Страница 73 из 77
Вернувшись из штаба, я приказал удвоить число дозоров вдоль Морского канала. Для артиллерийского прикрытия перехода подводной лодки база выделила пять батарей, а Кронштадтская крепость — семь.
18 декабря мы провожали ледокол и с ним подводный крейсер. Лед в канале был очень тяжелым, корабли шли медленно и только к шести часам утра подошли к траверзу Петергофа. Противник осветил их лучами шести своих прожекторов и открыл интенсивный артиллерийский огонь. Но наши батареи заставили немцев быстро замолчать. Три малокалиберных снаряда, попавшие все же в ледокол, не причинили ему каких-либо серьезных повреждений. А подводный крейсер даже не тронуло. Не было и подрывов кораблей на минах. Инициатива в борьбе за канал явно перешла в наши руки.

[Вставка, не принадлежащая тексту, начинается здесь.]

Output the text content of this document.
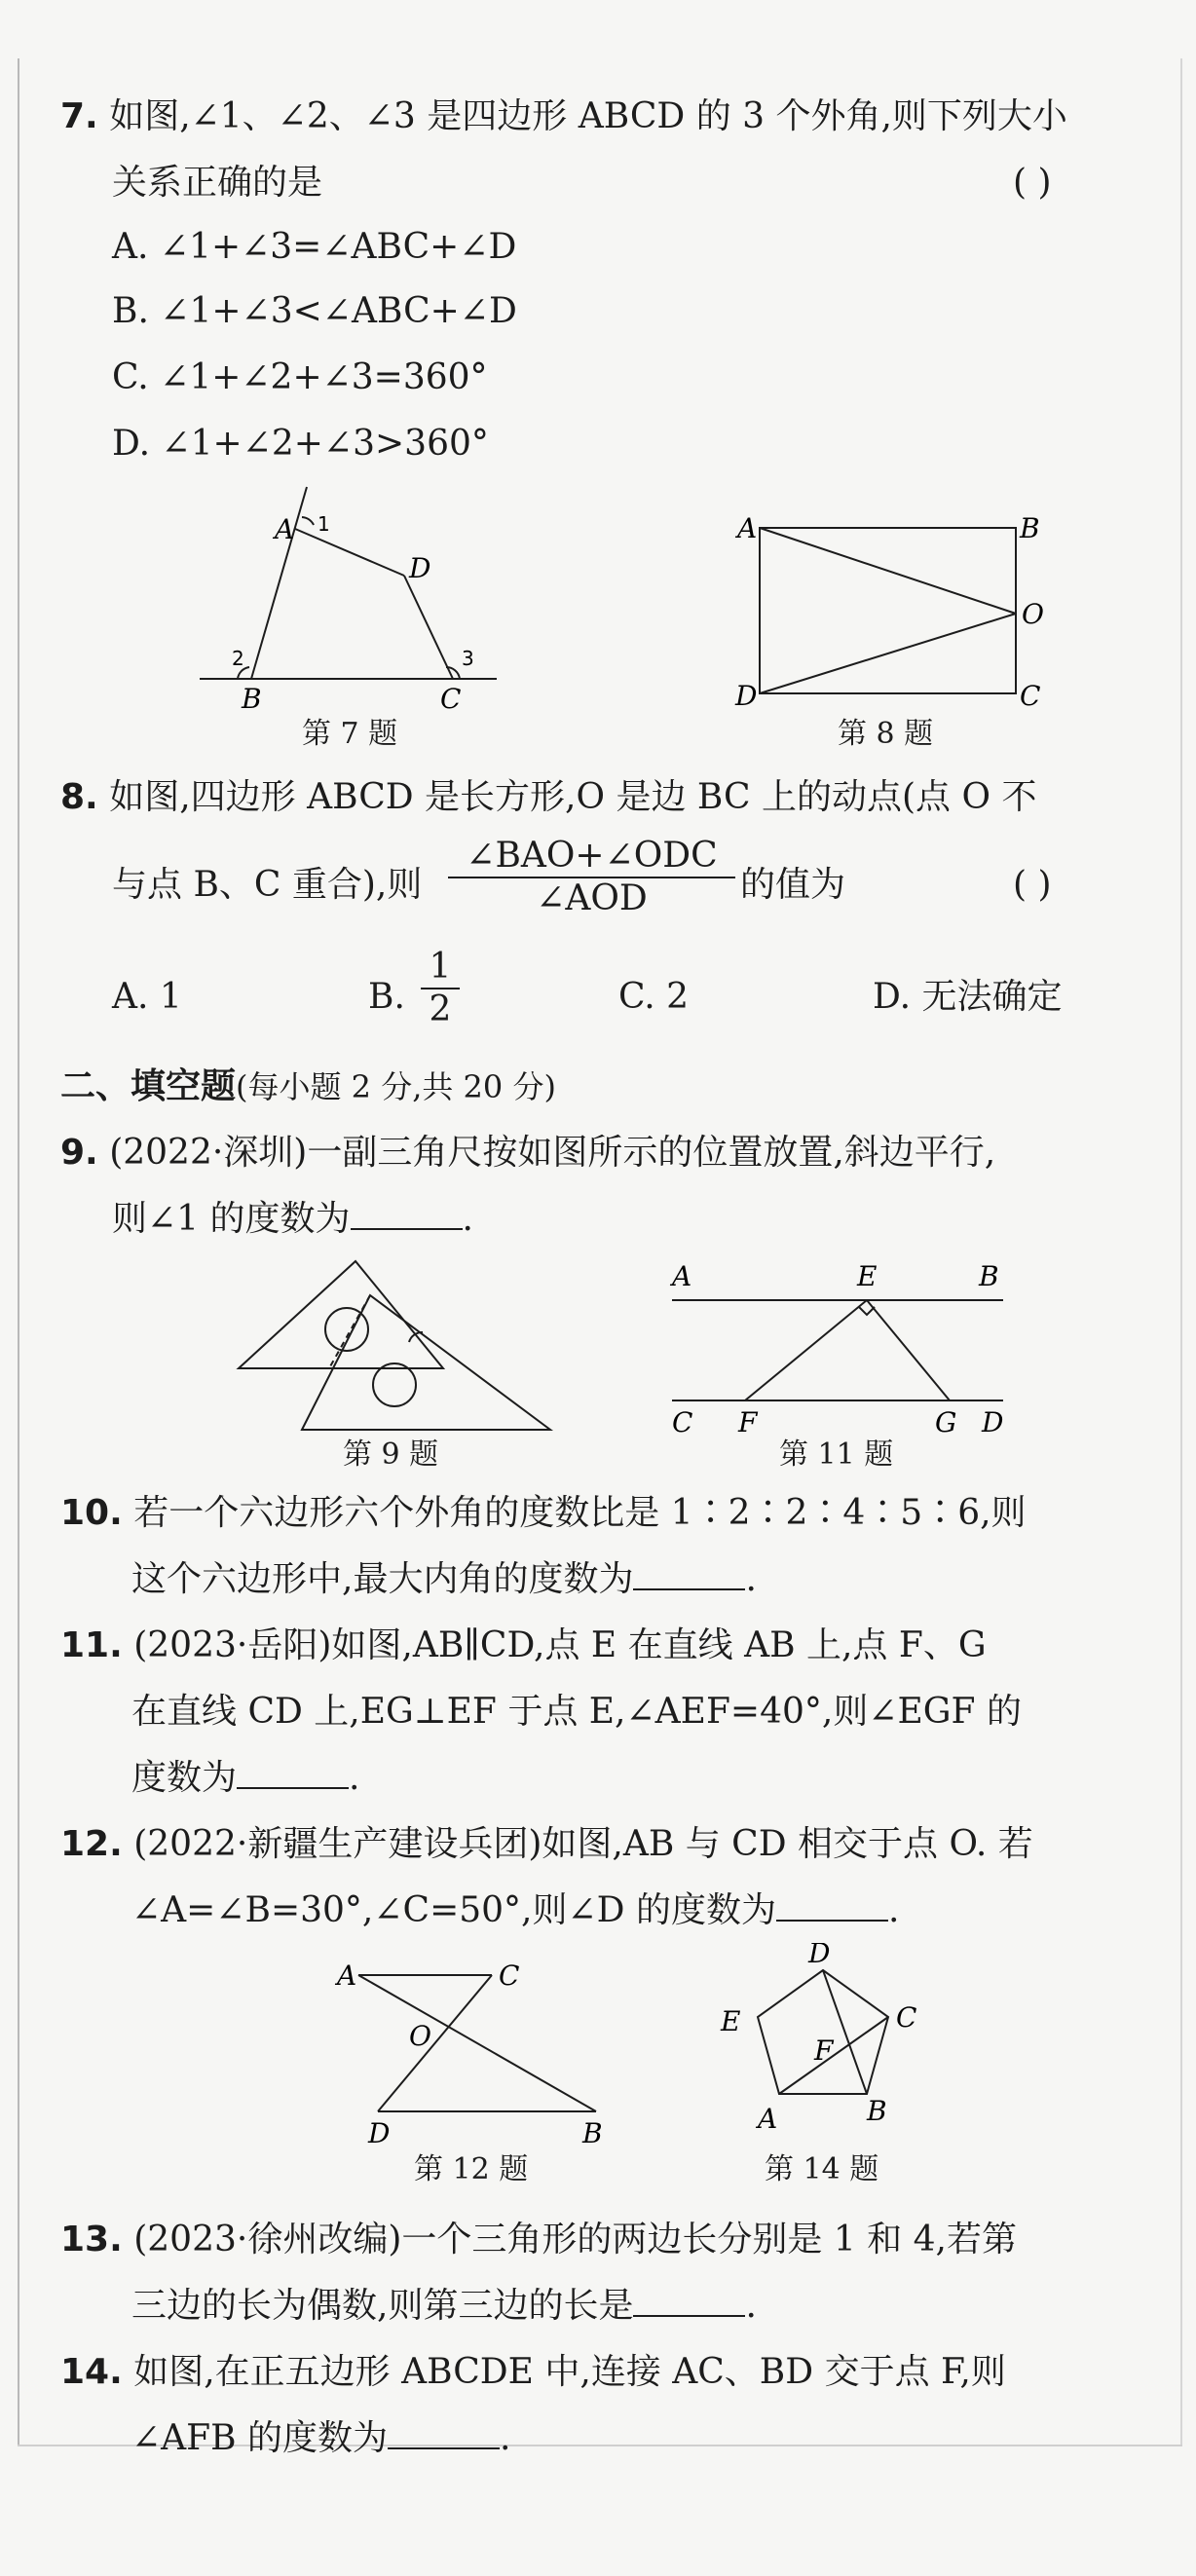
7. 如图,∠1、∠2、∠3 是四边形 ABCD 的 3 个外角,则下列大小
关系正确的是	( )
A. ∠1+∠3=∠ABC+∠D
B. ∠1+∠3<∠ABC+∠D
C. ∠1+∠2+∠3=360°
D. ∠1+∠2+∠3>360°
A 1
D
2	3
B	C
第 7 题
A	B
O
D	C
第 8 题
8. 如图,四边形 ABCD 是长方形,O 是边 BC 上的动点(点 O 不
与点 B、C 重合),则
∠BAO+∠ODC
∠AOD	的值为	( )
A. 1	B.
1
2	C. 2	D. 无法确定
二、填空题(每小题 2 分,共 20 分)
9. (2022·深圳)一副三角尺按如图所示的位置放置,斜边平行,
则∠1 的度数为	.
第 9 题
A	E	B
C F	G D
第 11 题
10. 若一个六边形六个外角的度数比是 1∶2∶2∶4∶5∶6,则
这个六边形中,最大内角的度数为	.
11. (2023·岳阳)如图,AB∥CD,点 E 在直线 AB 上,点 F、G
在直线 CD 上,EG⊥EF 于点 E,∠AEF=40°,则∠EGF 的
度数为	.
12. (2022·新疆生产建设兵团)如图,AB 与 CD 相交于点 O. 若
∠A=∠B=30°,∠C=50°,则∠D 的度数为	.
A	C
O
D	B
第 12 题
D
C
E
F
A	B
第 14 题
13. (2023·徐州改编)一个三角形的两边长分别是 1 和 4,若第
三边的长为偶数,则第三边的长是	.
14. 如图,在正五边形 ABCDE 中,连接 AC、BD 交于点 F,则
∠AFB 的度数为	.
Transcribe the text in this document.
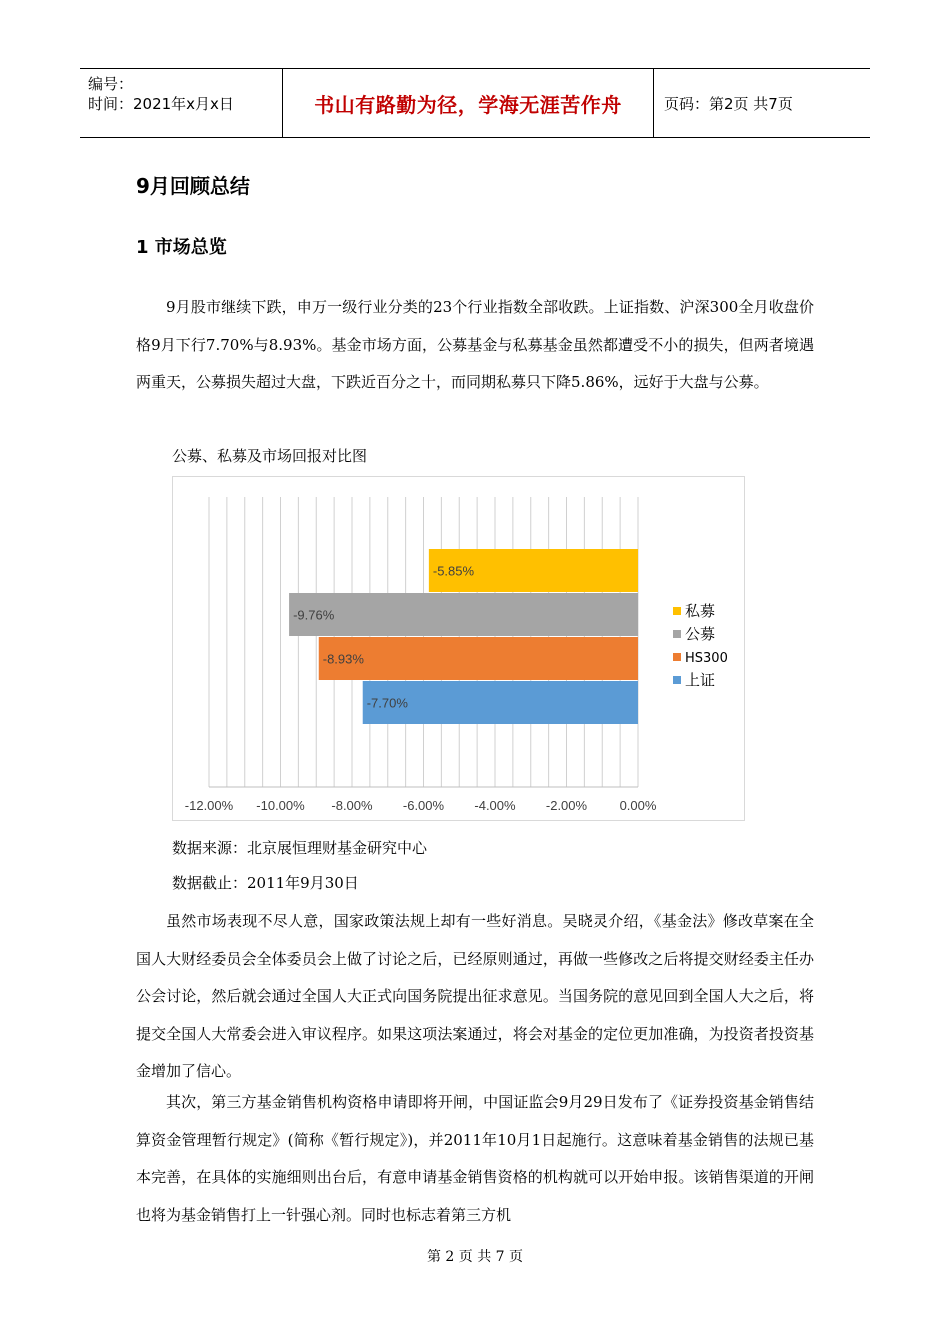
编号：
时间：2021年x月x日	书山有路勤为径，学海无涯苦作舟	页码：第2页 共7页
9月回顾总结
1 市场总览

9月股市继续下跌，申万一级行业分类的23个行业指数全部收跌。上证指数、沪深300全月收盘价格9月下行7.70%与8.93%。基金市场方面，公募基金与私募基金虽然都遭受不小的损失，但两者境遇两重天，公募损失超过大盘，下跌近百分之十，而同期私募只下降5.86%，远好于大盘与公募。

公募、私募及市场回报对比图

-12.00% -10.00% -8.00% -6.00% -4.00% -2.00% 0.00%
-5.85%
-9.76%
-8.93%
-7.70%
私募
公募
HS300
上证

数据来源：北京展恒理财基金研究中心

数据截止：2011年9月30日

虽然市场表现不尽人意，国家政策法规上却有一些好消息。吴晓灵介绍，《基金法》修改草案在全国人大财经委员会全体委员会上做了讨论之后，已经原则通过，再做一些修改之后将提交财经委主任办公会讨论，然后就会通过全国人大正式向国务院提出征求意见。当国务院的意见回到全国人大之后，将提交全国人大常委会进入审议程序。如果这项法案通过，将会对基金的定位更加准确，为投资者投资基金增加了信心。

其次，第三方基金销售机构资格申请即将开闸，中国证监会9月29日发布了《证券投资基金销售结算资金管理暂行规定》(简称《暂行规定》)，并2011年10月1日起施行。这意味着基金销售的法规已基本完善，在具体的实施细则出台后，有意申请基金销售资格的机构就可以开始申报。该销售渠道的开闸也将为基金销售打上一针强心剂。同时也标志着第三方机

第 2 页 共 7 页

Однако на переходе к острову Лавенсари подводная лодка не раз попадала в очень тяжелое положение и была значительно повреждена сильной подвижкой льда.
27 декабря, не исправив всех своих повреждений, она с ледоколом «Ермак» вернулась в Кронштадт, и ее выход в море, к сожалению, был отставлен.
Об этом небольшом эпизоде с подводной лодкой «К-51» можно было бы и не вспоминать, но замысел, породивший его, хорошо характеризовал направленность нашей тогдашней флотской оперативной мысли. Балтийский флот по формальным географическим факторам был будто бы в блокаде, однако балтийцы все время искали случая нанести противнику урон на море и, подобно войскам Ленинградского фронта, сохраняли в своих руках наступательную инициативу. Так, все осенние месяцы наши подводные лодки вели боевые действия на коммуникациях противника по всей Балтике. Они вы ходили в море и после того, когда весь флот перешел в Кронштадт и под стенами Ленинграда развернулись самые напряженные и решающие бои. Развертывание наших подлодок в море происходило и тогда, когда уже повеяло суровой зимой. Штормы той осенью были особенно свирепы на Балтике, случались аварии на лодках, иногда повреждались горизонтальные рули. В студеной воде в штормовые ночи матросы исправляли повреждения.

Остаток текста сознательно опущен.